As Vitalii Hersak, Lieutenant Colonel of the Armed Forces of Ukraine, former Advisor to the Head and former First Deputy Head of the Foreign Intelligence Service of Ukraine, states in his blog on the Korrespondent website, today, there is a lot of talk about modernising the military and industrial sector, reforming the army according to NATO standards and Ukraine's new place in the future international security system, but not enough attention is paid to strengthening the national intelligence agencies.
According to V. Hersak, even having the toughest army on the continent, due to weak intelligence, we will not be able to adequately use our strategic potential and will always remain only "junior partners" for powerful states. With the end of the hot phase of the war with the Russian Federation, the need for a powerful Ukrainian intelligence service will not disappear, but will only grow. This may be our main competitive advantage and security specialisation in the coming decades. Instead, we still face a whole range of issues in this area.
Due to the lack of its own subjectivity and clear guidelines for geopolitical choices, for almost the entire period of Ukraine's modern history, there was no political demand for high-quality intelligence work and understanding of its role in the system of public administration. The Ukrainian authorities still lack a culture of cooperation between the government and the security and intelligence agencies. It should also be said frankly that "poisoners of presidential candidates", "fugitive traitors", "stealers of state secrets", "oligarchs' proteges", "career generals of enemy security and intelligence agencies", "citizens of the aggressor state", "destroyers of archives and equipment" – all of these are about former heads of our security agencies. Although the lustration of 2014-2015 allowed us to get rid of old dubious personnel, it did not prevent the arrival of new crooks and did not contribute to a real qualitative renewal. Due to unrealistic expectations and the inability to make a meaningful career, the professional level of managers has dropped significantly, the initiative has ceased, and professional abilities and skills have fallen by the wayside. As noted by the author, since the separation of the intelligence sector from the SBU (Security Service of Ukraine) system, it has never been headed by a specialist from within.
For a long period of time, Ukrainian authorities could not understand the true functionality of the Foreign Intelligence Agency, its capabilities and importance for the state. That is why, since the beginning of the full-scale war, the Defence Intelligence of Ukraine has become synonymous with the word "intelligence" itself, which has increasingly taken over the functions of army special forces. The existing systemic problems are invisible while our security and intelligence agencies bravely perform military tasks (sabotage, drone attacks, precision-guided strikes, elimination of mid-level collaborators, cyber-attacks, etc.), but this is not the work they can and should be doing.
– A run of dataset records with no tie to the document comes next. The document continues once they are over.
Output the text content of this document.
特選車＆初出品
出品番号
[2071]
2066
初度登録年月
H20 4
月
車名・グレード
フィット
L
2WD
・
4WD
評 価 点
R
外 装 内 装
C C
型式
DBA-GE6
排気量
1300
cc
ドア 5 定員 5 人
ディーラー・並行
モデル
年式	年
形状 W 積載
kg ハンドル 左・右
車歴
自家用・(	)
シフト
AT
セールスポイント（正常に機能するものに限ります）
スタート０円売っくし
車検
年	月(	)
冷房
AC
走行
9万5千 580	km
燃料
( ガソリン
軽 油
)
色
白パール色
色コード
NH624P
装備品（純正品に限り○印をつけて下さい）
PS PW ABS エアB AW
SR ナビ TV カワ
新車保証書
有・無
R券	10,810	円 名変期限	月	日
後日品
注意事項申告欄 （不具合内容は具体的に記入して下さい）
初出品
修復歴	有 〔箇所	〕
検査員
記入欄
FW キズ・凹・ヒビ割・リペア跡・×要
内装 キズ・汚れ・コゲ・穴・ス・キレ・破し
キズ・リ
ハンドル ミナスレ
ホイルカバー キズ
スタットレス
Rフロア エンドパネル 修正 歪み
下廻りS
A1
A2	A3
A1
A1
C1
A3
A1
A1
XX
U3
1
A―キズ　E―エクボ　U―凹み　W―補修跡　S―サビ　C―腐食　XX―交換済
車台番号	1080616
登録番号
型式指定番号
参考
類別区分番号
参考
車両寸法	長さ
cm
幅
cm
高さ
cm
If we had a government demand for truly powerful intelligence, it would have long ago been at the level of the CIA, MI6 and MOSAD, would have become a real "nightmare" for the Russian military and political elite, and all those Yanukovychs and their associates would have already been doing their first 10 years of imprisonment at homeland or turned into granite gravestones in Moscow cemeteries.
The former intelligence officer believes that the big backstage battle around Russia is just beginning, so it is now imperative to change the attitude of the political class to the national intelligence institution and to master it as an effective tool for planning and implementing Ukraine's state policy.